Okay, so I have a dysfunctional relationship with contemporary television, mainly that I refuse to pay to watch it. Generally, I get my network and cable fix through Ye Olde Internet, so when I heard that one of the most talked about (at least in my circles, anyway) shows would be posted on hulu.com, I made a little squeak of joy.
Not to plug an internet site or anything, but if you haven’t heard of hulu.com, then there’s something seriously wrong with your Popular Culture filter.
Now, if you’re unfamiliar with The League it’s basically a sitcom about a much-loved, but oft cloaked-in-mystery past time of the American male: Fantasy Football.
You, my fine-feathered male friend, need to be watching this show. The writing is superb, from jokes about women having vaginal hubris to moments about friends being “Eskimo Brothers“. This show will make you laugh–at least, that is, if you are a man. I say this because I am not a man and was keen to notice that all of the married men were unhappy to the point of suicide because they are married to these obnoxious (though hot) sex-withholding bitches. The institution of marriage is portrayed as a second childhood where boy-men are only allowed out of the house because their wife-mothers give them permission. There is one exception to this rule, but the “cool wife” has her foibles, too.

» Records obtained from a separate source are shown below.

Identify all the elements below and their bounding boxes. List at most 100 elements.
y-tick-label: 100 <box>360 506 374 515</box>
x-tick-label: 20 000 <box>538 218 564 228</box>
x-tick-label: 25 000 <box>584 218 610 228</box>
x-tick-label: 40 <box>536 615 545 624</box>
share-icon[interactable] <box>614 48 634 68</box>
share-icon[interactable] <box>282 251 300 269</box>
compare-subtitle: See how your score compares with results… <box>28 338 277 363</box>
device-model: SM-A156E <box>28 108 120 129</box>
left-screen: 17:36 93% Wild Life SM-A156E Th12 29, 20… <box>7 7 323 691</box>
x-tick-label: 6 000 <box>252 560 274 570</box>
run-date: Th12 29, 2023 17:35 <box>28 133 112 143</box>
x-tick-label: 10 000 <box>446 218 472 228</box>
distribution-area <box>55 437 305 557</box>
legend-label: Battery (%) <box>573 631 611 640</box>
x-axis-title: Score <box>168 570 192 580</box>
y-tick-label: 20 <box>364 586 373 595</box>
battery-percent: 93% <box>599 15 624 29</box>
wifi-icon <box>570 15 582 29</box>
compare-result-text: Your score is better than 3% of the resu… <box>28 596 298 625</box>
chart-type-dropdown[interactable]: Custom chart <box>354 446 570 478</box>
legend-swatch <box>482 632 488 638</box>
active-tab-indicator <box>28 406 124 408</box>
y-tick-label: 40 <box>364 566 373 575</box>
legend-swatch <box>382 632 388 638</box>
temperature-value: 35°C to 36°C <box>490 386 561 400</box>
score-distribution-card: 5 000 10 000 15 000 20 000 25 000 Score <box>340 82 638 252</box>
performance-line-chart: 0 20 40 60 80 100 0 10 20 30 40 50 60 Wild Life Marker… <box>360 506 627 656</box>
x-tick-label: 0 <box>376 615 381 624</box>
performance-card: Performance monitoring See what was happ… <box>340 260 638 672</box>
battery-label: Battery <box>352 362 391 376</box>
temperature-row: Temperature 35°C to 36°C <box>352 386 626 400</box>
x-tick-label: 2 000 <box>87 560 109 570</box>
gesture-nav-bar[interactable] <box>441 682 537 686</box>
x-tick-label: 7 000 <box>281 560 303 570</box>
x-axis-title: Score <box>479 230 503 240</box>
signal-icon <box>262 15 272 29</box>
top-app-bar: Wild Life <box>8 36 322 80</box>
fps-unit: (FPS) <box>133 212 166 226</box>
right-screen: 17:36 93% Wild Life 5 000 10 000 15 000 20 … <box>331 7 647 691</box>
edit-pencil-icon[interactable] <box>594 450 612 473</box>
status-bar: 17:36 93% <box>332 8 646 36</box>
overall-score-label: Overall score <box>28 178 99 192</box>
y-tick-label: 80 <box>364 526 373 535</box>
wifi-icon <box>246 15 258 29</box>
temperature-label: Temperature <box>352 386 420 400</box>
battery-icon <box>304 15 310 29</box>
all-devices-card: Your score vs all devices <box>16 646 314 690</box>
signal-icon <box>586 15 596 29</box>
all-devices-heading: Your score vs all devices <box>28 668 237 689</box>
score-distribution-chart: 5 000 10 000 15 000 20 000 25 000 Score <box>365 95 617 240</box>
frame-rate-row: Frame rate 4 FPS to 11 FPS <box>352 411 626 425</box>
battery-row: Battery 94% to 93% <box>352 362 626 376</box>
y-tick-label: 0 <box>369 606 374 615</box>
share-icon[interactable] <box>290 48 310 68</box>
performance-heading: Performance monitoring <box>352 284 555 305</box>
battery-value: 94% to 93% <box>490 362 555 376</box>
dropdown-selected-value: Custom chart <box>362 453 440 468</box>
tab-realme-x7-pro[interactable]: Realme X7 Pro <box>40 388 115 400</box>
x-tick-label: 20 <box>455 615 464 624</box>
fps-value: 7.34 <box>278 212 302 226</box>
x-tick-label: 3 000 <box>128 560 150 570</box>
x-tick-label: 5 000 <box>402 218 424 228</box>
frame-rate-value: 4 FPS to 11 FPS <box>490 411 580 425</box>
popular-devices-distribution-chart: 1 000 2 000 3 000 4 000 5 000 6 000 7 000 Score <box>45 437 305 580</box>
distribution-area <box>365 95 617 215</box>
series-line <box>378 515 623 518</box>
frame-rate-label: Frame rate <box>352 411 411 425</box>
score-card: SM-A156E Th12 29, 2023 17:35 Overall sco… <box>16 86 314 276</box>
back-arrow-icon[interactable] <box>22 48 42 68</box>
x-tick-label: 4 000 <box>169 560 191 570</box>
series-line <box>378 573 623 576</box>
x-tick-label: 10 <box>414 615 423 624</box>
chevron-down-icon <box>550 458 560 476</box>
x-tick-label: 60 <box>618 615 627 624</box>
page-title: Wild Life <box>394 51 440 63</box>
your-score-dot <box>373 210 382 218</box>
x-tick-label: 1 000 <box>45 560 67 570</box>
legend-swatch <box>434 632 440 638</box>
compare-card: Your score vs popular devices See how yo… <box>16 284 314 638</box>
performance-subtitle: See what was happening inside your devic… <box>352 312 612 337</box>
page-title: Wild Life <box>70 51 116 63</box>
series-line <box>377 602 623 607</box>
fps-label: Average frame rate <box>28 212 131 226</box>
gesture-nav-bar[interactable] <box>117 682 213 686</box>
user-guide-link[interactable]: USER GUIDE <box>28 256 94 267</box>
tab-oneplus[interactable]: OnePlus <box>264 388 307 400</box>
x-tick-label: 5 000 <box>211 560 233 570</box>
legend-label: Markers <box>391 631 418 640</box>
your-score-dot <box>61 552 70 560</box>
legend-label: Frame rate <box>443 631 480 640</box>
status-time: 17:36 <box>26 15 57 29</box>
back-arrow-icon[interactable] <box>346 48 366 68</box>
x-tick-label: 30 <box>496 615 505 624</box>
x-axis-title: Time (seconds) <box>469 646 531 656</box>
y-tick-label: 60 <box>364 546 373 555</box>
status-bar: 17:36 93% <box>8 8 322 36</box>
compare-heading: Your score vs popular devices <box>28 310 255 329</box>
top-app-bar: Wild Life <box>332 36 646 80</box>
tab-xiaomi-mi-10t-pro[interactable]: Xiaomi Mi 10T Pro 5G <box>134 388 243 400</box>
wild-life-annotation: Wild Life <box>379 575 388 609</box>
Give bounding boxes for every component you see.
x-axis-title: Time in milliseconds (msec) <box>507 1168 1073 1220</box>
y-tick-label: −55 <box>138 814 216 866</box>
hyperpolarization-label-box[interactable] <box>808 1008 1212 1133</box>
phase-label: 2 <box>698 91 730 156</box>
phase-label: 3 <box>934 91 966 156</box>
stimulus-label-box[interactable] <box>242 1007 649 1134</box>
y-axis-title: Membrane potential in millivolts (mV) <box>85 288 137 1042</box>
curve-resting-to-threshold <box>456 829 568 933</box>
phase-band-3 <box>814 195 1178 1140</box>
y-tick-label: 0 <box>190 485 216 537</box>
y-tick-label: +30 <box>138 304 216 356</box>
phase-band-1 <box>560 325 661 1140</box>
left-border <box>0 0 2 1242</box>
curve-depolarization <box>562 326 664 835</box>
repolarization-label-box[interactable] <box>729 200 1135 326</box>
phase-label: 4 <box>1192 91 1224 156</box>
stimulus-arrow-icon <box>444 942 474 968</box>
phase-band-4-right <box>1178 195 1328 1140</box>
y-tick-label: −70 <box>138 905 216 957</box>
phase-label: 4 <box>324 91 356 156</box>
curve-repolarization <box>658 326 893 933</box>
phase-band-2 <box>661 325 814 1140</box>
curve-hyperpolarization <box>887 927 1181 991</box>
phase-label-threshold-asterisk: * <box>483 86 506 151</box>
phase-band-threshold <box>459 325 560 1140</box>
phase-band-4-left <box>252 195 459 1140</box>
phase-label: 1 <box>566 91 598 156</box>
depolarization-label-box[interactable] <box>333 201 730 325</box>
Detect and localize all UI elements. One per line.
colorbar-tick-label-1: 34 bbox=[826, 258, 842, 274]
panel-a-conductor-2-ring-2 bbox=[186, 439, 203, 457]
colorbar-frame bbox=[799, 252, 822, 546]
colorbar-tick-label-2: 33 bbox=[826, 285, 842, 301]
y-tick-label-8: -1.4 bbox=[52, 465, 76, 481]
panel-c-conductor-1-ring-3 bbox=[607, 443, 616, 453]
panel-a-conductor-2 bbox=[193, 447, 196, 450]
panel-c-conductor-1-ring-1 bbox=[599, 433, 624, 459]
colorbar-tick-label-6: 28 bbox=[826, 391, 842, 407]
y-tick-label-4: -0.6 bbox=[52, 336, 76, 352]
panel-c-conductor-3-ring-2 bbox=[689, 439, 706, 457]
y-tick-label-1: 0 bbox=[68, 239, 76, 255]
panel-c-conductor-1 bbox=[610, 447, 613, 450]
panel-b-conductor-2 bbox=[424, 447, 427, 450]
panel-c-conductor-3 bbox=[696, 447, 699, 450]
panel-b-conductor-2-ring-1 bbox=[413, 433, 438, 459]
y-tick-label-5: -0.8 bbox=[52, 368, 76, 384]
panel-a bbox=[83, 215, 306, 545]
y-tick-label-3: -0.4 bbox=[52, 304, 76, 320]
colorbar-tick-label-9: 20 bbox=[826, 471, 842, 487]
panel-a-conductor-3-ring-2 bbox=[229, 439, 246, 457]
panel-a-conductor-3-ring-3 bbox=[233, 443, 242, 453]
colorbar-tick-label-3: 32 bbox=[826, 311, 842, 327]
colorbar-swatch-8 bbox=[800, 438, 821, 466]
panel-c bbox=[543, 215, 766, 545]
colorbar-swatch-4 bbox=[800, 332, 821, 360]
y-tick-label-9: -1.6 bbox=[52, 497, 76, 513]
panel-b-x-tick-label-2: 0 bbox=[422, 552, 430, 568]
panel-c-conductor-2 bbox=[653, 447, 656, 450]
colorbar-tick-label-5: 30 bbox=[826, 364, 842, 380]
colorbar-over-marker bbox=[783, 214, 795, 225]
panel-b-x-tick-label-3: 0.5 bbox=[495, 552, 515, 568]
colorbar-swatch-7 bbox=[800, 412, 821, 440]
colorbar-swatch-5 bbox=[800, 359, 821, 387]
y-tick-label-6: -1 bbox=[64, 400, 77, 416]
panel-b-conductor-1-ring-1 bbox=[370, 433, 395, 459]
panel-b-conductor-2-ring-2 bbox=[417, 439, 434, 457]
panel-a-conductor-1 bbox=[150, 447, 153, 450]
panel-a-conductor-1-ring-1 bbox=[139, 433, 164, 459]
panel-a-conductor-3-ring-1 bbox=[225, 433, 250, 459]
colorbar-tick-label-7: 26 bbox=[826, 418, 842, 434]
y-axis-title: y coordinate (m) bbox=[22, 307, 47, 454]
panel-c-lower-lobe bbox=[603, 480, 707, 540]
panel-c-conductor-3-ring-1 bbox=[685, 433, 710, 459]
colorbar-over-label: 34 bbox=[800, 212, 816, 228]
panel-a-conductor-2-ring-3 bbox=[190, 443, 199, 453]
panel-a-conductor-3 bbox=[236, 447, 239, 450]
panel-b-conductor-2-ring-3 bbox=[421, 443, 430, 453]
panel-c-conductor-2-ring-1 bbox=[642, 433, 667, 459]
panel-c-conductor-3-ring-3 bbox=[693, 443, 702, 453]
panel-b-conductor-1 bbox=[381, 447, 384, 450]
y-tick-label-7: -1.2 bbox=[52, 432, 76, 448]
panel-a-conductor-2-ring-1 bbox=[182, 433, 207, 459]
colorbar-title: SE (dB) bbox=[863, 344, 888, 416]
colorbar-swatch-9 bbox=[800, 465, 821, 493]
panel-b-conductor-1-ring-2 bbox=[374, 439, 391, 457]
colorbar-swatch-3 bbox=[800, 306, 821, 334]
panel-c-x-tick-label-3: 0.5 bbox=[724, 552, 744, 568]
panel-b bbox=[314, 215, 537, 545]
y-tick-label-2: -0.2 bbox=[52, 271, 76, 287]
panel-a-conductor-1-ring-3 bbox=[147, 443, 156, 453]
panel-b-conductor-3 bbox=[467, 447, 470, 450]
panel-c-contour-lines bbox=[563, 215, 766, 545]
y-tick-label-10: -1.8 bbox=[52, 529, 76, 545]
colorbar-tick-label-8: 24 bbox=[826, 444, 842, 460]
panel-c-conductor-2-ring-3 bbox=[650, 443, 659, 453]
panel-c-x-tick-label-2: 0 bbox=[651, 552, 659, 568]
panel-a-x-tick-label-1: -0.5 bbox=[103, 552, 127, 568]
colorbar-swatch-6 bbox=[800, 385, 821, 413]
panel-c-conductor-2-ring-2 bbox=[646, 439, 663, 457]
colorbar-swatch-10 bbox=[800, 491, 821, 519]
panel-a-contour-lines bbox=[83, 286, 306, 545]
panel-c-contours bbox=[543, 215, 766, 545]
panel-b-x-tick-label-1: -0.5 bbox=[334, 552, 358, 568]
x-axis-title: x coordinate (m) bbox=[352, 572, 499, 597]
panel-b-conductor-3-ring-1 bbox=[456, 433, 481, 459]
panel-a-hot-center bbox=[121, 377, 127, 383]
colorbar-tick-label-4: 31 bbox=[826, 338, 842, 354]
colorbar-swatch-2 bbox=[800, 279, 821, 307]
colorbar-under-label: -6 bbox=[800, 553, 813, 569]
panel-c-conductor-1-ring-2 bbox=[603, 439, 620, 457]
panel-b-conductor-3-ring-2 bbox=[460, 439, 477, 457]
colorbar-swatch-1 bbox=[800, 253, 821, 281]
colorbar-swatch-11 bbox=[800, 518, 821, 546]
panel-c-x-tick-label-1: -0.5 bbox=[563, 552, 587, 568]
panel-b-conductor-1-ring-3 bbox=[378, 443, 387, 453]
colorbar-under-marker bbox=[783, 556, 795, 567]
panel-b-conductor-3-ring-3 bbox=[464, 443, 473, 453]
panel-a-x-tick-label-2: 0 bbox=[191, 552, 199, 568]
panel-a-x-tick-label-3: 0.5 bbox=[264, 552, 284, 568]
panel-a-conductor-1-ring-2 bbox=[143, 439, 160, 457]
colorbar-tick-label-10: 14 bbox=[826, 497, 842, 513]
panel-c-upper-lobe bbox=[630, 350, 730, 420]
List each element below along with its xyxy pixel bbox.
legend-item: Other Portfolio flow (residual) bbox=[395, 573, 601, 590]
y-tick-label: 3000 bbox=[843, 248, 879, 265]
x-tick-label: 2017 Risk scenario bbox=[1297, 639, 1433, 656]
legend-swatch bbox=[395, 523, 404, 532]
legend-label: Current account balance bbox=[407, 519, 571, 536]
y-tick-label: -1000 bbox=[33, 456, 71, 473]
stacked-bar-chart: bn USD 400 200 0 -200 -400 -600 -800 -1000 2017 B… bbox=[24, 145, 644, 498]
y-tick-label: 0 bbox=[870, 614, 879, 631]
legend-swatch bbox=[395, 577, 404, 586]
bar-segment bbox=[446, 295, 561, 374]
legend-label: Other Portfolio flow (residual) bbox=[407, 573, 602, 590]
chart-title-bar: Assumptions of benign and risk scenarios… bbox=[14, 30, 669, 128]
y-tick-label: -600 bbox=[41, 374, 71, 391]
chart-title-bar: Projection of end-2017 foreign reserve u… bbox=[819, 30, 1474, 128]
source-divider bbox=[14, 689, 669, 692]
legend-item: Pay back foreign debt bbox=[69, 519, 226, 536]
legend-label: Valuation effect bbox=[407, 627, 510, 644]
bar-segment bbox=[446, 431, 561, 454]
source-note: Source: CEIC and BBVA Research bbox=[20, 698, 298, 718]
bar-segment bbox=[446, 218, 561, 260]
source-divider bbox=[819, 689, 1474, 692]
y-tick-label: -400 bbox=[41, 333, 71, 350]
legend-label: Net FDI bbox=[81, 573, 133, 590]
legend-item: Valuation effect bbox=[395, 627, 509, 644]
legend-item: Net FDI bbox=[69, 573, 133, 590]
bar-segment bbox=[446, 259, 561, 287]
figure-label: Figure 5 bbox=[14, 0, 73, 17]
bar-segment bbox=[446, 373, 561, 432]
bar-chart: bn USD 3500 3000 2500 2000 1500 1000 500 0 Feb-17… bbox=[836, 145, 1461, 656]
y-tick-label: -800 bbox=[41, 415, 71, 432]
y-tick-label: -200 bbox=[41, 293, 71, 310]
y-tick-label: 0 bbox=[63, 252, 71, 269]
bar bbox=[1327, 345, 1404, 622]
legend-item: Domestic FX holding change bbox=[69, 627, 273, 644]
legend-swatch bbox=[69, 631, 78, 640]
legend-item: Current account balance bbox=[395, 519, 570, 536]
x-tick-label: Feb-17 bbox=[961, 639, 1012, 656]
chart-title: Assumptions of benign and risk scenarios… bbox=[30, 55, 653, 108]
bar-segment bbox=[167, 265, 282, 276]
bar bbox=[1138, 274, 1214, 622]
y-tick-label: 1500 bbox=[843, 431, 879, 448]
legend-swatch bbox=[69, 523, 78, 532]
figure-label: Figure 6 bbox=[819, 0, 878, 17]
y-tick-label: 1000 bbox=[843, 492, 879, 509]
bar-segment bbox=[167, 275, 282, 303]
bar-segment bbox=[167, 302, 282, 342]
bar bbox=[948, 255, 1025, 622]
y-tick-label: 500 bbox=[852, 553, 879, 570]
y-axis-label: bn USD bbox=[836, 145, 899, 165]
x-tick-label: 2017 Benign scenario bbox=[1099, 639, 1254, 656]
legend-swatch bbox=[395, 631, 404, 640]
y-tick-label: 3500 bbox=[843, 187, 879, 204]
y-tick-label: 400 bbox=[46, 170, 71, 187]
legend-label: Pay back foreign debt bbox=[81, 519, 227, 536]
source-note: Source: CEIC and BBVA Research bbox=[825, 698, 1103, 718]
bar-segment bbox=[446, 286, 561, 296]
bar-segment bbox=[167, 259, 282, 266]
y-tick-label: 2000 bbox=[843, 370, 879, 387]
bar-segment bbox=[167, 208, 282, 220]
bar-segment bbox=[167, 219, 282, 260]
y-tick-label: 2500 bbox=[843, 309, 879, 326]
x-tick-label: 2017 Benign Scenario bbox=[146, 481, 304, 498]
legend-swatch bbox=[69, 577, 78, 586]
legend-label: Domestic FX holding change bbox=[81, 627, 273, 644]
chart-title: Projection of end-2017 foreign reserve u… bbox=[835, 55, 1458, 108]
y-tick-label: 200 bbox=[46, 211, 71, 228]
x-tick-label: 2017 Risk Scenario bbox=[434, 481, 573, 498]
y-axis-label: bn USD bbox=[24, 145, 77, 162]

Women will not like this show because it depicts them in a very negative light. Not only are the stock characters’ wives awful people (not saying, b/t/w that the guys are not horrible people as well, because they are, but they’re at least funny), but the non-central female characters are just depicted as sex holes. There are also a lot of references to porn, sports, and ways in which women generally are not as good as men. Steer your female loved-ones away from this show because once they see it, they will disapprove of your watching it, and much like the show satirizes, you will be forbidden to do something you love to do in front of her. But, such is life in Marriedland, apparently.
In addition, you should not allow your wife or girlfriend watch The League because then she will learn all of your secrets: how you really talk about women, what you really think of your significant other’s body, and the body of your friends’ ladies’, where you go for an emergency porn break, etc.
In one scene, a character makes a call from the bathroom, and the recipient of the phone call notices that his buddy is shitting while he’s talking on the phone. The friend then justifies this because he says that the toilet is the only place he gets to be alone. Many men will identify with this, and I’m sure you don’t want your wives and girlfriends to catch on to the unfortunate fact that you’re in there so long by choice. Like I said, this show gives away some of your secrets, and we all know how harmful that can be, especially to those of you who actually live with a female and have them watching your every move.
So guys, check out The League, but not on Family TV Night.